Osmanlı imparatorluğunun son dönemlerde futbolla tanışması ile devletin sınırları içerisinde de takımlar kurulmaya başlar. Ancak ortada bir sorun vardır.
Futbol müslümanlar için günah sayıldığından sadece azınlıklar bu haktan yararlanacak ve böylece kökü o dönemlere dayanan pek çok kulüp kuruluşunu ilan edecekti.
Pera Kulübü, 1914 yılında Kostas Vasiliadis ve birkaç arkadaşının girişimiyle,
İstanbul'daki Rum azınlıklarının kulübü olarak kuruldu.
I. Dünya Savaşı sırasında pek faaliyet göstermeyen Pera Kulübü, İstanbul'un İşgali sırasında İstanbul Pazar Ligi'ne dahil oldu.
1919-22 yılları arasında işgal kuvvetlerinin kulübe müsamaha gösterdiği gerekçesiyle
pek çok maçı olaylı geçti.
Renkleri sarı-siyah olan İstanbulspor ve Peraspor’da oynayan Rumlar, Kurtuluş Savaşı sonrasında mübadele nedeniyle İstanbul’u terk etmek zorunda kaldı.
İşte bu zorunlu göçle Atina’ya giden İstanbullu Rumlar, İstanbul’da başladıkları işe Atina’da devam ettiler.

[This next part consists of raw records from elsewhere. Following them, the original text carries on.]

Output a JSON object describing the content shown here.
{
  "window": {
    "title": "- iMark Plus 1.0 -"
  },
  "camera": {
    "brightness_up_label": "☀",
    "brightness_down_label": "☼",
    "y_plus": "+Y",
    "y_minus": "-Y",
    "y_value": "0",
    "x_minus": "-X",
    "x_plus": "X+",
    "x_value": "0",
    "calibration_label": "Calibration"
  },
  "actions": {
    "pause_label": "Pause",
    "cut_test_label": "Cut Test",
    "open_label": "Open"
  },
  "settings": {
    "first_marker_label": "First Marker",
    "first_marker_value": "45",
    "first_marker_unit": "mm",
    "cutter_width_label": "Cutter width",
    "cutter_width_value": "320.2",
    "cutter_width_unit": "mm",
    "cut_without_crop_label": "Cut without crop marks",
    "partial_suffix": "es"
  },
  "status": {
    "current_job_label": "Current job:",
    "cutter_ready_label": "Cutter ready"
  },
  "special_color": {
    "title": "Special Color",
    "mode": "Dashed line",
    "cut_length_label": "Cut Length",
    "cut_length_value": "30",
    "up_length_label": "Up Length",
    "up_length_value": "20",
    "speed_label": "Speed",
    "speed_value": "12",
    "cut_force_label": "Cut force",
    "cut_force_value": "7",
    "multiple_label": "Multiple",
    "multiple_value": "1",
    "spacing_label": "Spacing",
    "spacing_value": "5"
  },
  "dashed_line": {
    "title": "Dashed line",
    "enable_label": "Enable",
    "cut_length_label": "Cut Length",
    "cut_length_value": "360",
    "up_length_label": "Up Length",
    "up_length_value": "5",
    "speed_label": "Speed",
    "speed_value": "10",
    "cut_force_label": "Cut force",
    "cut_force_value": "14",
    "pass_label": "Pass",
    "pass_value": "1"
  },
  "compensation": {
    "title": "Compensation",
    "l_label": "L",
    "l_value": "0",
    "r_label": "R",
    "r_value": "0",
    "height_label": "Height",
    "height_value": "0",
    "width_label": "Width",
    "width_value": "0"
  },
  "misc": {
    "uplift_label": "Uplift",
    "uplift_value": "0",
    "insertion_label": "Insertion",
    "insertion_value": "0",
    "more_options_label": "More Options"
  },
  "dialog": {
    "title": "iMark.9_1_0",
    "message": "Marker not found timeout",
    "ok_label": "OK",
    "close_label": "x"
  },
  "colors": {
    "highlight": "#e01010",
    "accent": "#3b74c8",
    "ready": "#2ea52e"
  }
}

1924 yılında, Birleşik İstanbul Spor anlamına gelen Athlitiki Enosis Konstantinoupoleos’u, yani AEK’i kurdular.
İstanbullu Rumlar’ın kurduğu AEK, Yunanistan’da da o toprağın takımı olarak kabul edilmedi.
Kısmen Rumca kısmen Türkçe konuşan bu yeni misafirlere bir isim taktılar.
Türkosporo! Yani 'Türk tohumu'.
Bu lakap İstanbul'dan göç eden Rumlar için ilk yıllarda hep kullanıldı.
AEK’lilere rakipleri, diğer takım taraftarları “Türkler” diye hakaret etti.
Oysa Türkiye’de yerlerinden yurtlarından edilmiş insanlardı.
Atina'nın diğer iki takımı Olimpiakos ve Panathinaiokoslu taraftar grupları her ezeli rekabette AEK'ya 'Türk tohumları' diye bağırıyor.
AEK, her şeye rağmen Yunanistan futbolunun önde gelen futbol kulübü olmayı başardı.
İlerleyen yıllarda sadece İstanbul’dan göç eden Rumların takımı olarak kalmadı.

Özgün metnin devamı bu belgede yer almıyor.